Despite legends of Marie Laveau’s great wealth, she actually lived quite modestly. Her father gave her a vacant lot on what is now North Rampart Street at the time of her marriage to Jacques Paris. Otherwise, she owned no real estate. Even her home on St. Ann Street legally belonged to her domestic partner, Christophe Glapion. She did buy two enslaved women, whom she later sold. After Glapion’s death in 1855, the family experienced a financial crisis owing to his unwise business speculations. The St. Ann Street property was seized for debt, and Laveau, her daughters, and grandchildren were only allowed to remain in residence through the kindness of a friend who bought the house.

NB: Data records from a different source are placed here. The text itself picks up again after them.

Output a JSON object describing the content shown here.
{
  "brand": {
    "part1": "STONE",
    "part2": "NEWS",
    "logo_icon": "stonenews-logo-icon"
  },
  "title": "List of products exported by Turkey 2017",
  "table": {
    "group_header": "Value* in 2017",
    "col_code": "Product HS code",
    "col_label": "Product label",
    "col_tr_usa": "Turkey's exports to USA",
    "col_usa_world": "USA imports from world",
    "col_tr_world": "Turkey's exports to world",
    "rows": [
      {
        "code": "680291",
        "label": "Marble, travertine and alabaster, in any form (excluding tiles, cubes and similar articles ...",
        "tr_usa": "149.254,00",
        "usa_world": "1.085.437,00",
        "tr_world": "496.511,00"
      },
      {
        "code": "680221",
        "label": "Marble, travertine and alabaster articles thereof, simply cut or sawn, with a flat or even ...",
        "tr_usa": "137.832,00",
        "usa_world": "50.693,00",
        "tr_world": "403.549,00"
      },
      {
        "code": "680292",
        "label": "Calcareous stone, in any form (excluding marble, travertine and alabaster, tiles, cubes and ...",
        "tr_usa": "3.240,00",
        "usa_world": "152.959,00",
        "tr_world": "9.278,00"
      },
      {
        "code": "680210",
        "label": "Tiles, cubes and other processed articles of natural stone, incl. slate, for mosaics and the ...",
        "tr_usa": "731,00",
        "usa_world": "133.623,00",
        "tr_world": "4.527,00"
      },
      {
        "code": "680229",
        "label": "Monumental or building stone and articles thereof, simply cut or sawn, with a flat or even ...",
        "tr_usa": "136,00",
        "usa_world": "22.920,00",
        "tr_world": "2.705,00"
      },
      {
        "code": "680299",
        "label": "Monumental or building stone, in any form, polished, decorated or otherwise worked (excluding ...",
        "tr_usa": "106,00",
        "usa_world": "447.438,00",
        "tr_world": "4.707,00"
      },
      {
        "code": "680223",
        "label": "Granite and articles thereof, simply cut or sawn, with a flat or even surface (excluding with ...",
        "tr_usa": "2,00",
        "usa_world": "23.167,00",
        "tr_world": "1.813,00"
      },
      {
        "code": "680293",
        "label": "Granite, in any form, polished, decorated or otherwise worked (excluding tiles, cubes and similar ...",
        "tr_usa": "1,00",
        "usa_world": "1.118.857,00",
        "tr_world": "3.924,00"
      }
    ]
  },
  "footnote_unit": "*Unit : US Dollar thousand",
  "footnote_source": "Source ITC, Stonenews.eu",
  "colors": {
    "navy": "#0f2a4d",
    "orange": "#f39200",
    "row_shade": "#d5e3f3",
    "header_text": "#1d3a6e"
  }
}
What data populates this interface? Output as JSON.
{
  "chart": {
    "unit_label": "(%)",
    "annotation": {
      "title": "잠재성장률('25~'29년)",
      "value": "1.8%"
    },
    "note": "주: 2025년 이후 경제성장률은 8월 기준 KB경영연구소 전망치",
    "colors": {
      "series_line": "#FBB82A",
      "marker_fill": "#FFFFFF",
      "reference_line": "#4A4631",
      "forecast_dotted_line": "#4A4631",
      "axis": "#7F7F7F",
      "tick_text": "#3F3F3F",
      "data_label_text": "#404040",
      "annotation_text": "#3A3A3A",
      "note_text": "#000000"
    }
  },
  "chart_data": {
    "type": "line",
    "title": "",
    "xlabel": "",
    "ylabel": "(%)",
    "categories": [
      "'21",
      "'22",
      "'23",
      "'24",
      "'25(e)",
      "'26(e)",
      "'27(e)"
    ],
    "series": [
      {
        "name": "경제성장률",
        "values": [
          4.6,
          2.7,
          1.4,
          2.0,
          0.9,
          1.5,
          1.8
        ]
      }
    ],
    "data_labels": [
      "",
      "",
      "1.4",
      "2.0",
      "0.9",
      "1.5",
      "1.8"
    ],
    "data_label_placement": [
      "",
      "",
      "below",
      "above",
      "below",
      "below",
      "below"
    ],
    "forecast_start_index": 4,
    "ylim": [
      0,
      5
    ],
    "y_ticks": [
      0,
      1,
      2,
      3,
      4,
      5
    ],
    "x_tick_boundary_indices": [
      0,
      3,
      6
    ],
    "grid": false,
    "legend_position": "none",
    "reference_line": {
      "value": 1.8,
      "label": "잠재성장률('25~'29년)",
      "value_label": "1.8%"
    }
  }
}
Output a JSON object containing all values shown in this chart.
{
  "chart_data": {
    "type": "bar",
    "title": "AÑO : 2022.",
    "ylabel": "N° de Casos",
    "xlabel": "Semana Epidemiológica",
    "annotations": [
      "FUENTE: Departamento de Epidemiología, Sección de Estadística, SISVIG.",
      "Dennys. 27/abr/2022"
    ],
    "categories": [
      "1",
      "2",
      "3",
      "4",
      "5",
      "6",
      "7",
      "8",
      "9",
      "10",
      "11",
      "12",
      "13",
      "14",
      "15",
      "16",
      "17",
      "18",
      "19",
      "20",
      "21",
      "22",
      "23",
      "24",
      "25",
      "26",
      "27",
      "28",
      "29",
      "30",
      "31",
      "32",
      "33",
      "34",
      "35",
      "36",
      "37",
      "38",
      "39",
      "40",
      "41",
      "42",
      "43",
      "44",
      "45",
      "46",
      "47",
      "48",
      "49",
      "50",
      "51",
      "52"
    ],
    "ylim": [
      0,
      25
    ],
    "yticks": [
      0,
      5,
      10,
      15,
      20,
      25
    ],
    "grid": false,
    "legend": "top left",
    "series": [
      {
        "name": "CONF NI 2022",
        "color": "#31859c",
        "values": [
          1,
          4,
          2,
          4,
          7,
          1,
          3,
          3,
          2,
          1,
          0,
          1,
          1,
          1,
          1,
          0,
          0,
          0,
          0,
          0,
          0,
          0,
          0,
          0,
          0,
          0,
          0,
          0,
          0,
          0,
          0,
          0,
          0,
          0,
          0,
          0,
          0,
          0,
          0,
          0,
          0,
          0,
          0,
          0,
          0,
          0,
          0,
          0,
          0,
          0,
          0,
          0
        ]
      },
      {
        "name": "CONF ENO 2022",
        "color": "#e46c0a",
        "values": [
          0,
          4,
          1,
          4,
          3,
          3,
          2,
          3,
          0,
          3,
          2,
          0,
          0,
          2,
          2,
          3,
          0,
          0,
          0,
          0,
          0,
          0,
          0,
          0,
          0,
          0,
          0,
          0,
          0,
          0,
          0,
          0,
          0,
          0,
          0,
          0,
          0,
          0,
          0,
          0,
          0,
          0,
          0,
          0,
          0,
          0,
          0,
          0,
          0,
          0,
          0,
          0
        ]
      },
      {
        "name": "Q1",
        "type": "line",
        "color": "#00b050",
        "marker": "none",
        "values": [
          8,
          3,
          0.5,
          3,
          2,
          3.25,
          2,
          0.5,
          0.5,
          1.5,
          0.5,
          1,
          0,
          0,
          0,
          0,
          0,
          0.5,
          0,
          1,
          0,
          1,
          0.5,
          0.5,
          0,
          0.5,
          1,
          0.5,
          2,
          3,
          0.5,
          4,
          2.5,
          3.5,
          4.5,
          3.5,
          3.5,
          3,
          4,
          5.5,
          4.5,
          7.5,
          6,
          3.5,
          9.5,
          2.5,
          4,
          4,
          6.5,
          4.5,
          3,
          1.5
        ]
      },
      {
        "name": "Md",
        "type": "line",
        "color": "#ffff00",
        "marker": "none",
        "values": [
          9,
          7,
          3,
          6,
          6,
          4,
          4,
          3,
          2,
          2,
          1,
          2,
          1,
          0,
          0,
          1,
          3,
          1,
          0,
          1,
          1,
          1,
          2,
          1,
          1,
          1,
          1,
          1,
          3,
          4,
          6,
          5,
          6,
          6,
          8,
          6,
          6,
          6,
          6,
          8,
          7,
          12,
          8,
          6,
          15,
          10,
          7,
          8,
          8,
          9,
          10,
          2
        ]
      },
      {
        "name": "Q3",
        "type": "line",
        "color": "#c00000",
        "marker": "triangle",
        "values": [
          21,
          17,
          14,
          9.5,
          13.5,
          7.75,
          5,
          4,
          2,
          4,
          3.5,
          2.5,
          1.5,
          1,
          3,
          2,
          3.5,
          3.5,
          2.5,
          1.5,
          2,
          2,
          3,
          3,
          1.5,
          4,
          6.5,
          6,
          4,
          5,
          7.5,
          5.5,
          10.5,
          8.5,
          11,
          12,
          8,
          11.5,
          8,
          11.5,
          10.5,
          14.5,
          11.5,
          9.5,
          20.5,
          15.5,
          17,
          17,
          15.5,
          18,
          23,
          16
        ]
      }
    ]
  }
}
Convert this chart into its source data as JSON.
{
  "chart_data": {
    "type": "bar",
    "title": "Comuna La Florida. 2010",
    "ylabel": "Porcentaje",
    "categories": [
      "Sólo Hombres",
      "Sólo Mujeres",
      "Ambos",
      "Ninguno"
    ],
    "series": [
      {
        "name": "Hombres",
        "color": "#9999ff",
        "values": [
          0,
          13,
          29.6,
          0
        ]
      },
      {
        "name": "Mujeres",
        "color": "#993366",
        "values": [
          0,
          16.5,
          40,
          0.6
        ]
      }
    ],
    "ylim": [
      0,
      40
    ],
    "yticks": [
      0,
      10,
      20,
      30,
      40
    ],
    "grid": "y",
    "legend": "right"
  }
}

Marie Laveau died at home on June 15, 1881, a few months short of her eightieth birthday. Her funeral was conducted by a priest of St. Louis Cathedral. Cemetery records prove that she was interred in the Widow Paris tomb in St. Louis Cemetery Number 1. Following her death, the New Orleans newspapers and even the New York Times published obituaries and remembrances. Most characterized Laveau as a woman who nursed the sick, provided for those in need, ministered to prisoners, and dedicated herself to the Roman Catholic church. Dissenters, however, called her “the prime mover and soul of the indecent orgies of the ignoble Voudous,” a “procuress,” and an “arrant fraud.” Her reputation as an evildoer evolved during the twentieth century. Our present understanding of the Voudou religion enables us to see Marie Laveau as a kind and charitable woman who was both a lifelong Catholic and a Voudou priestess. Even today, tourists and locals visit her tomb to leave offerings and ask for her assistance.
According to legend, one of Laveau’s two surviving daughters became her successor, popularly known as “Marie II.” Her elder daughter, Marie Heloïse Euchariste Glapion, died in 1862 and therefore could not have been “Marie II.” Laveau’s other daughter, Marie Philomène Glapion, was her mother’s caregiver during her old age and continued to live with her adult children in the cottage on St. Ann Street until her own death in 1897. It is unlikely that Philomène assumed leadership of the Voudou community; interviews with those who had known her indicate that she was a rigidly proper Catholic matron who had no association with Voudou. The identity of “Marie II,” if she existed at all, remains a mystery.